When Galmadug state officials heard what happened, they were furious with the Americans.

“There is not any justification that could lead to such disaster,” Minister Osman Ise Nur, the head of Galmadug’s security operations, said in a phone interview. “We were amazed with what has happened to our forces despite the fact that they were fighting al-Shabab.”

The U.S. Africa Command issued a statement shortly after the attack that described the target of the strike as “a group of armed al-Shabaab fighters.”

But a new Pentagon report, parts of which were described to The Washington Post, contradicts that initial conclusion.

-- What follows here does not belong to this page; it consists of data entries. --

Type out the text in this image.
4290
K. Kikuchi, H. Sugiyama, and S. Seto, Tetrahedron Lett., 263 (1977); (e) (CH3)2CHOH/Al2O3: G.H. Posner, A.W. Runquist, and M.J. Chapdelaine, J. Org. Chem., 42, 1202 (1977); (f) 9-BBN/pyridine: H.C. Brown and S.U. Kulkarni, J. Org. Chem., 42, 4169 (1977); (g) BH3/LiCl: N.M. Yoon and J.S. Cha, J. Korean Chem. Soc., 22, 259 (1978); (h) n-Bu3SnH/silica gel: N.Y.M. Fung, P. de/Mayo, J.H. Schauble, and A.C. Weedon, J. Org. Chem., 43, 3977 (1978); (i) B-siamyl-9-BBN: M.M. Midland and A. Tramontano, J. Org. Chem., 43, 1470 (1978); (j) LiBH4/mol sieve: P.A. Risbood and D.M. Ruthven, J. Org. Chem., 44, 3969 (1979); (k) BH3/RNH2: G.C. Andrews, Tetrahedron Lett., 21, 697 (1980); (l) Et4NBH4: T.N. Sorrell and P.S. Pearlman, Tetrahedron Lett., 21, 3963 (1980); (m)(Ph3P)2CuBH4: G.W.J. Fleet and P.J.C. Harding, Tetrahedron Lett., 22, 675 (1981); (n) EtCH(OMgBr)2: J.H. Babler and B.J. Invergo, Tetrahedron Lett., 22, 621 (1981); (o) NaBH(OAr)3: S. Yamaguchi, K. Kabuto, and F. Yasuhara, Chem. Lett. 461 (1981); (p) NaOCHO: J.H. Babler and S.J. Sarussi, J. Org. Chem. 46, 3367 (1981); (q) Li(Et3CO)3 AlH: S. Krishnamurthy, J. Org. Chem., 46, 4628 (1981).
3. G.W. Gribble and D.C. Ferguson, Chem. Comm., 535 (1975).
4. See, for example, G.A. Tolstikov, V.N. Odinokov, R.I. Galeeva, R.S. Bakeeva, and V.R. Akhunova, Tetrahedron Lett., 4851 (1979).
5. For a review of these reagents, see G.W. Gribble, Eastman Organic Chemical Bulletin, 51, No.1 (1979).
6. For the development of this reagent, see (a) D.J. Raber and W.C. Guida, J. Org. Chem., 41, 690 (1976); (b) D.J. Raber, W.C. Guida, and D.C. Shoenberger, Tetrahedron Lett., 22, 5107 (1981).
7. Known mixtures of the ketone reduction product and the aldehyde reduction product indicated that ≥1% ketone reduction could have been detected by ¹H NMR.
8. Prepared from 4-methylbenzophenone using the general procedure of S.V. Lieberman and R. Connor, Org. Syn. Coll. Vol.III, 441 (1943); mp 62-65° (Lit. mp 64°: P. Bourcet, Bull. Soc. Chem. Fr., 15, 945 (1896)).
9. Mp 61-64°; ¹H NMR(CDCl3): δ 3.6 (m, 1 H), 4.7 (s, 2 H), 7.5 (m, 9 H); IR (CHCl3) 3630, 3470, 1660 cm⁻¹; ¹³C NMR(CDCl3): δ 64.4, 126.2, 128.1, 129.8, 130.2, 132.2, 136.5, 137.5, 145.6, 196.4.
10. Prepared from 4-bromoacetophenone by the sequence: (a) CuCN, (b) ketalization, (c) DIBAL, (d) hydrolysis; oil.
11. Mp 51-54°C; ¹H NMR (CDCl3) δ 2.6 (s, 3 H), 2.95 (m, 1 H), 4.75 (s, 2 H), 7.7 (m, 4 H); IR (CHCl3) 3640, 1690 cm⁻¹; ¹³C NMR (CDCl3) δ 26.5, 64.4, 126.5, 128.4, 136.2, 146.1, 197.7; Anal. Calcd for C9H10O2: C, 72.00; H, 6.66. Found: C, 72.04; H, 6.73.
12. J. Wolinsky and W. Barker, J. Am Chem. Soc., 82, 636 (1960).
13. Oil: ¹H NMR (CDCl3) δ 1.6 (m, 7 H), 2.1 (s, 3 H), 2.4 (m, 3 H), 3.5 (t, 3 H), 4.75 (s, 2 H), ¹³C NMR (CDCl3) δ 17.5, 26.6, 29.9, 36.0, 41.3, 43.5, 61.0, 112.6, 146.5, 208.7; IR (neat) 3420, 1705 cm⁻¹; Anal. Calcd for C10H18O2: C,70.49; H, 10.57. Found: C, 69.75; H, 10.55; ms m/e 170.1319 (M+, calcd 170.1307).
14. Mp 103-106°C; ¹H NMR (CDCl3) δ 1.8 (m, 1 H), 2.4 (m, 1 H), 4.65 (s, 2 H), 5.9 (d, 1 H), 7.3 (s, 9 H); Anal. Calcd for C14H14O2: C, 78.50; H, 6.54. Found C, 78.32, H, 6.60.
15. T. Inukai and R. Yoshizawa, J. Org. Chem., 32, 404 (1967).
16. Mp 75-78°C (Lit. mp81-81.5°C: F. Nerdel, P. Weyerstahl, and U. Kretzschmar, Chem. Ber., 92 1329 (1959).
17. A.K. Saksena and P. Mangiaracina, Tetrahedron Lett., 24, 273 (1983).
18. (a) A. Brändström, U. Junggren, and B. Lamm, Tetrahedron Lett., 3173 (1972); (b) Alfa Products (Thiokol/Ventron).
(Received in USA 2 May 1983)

“We responded and struck the hostile force with the belief that it was al-Shabab,” the U.S. official said. “But we recognize that they were Galmadug forces.”

In other words, the United States appeared to have unwittingly entered into a war between two regional fighting forces, both its allies.

More than 75,000 people have been displaced by the fighting between Puntland and Galmadug forces in recent months, and are “in dire need of humanitarian assistance,” according to Abdelgadir Galal Ahmed, the Norwegian Refugee Council’s country director.

Somalia has been torn apart by civil war for 25 years, resulting in chaos that allowed the rise of al-Shabab in 2005. The White House considers the group one of its top concerns in sub-Saharan Africa, in part because its attacks extend beyond Somalia to civilian targets in neighboring Kenya, including the bloody strike on Nairobi’s upscale Westgate Mall in 2013.

The United States has a particularly strong relationship with the Puntland forces and has for years helped to train them.

Although the U.S. Africa Command investigation found that the drone strike had inadvertently killed Galmadug forces, it nonetheless ruled that the action was “legitimate” in that it probably saved the lives of the United States’ Puntland allies.

“The strike was clearly lawful,” the U.S. military official said.

Not long after the strike, Stephen M. Schwartz, the newly appointed U.S. ambassador to Somalia, met with Abdikarim Hussein Guled, the president of Galmadug, and other local officials. Galmadug officials said the ambassador apologized for the strike. The State Department would not confirm the apology.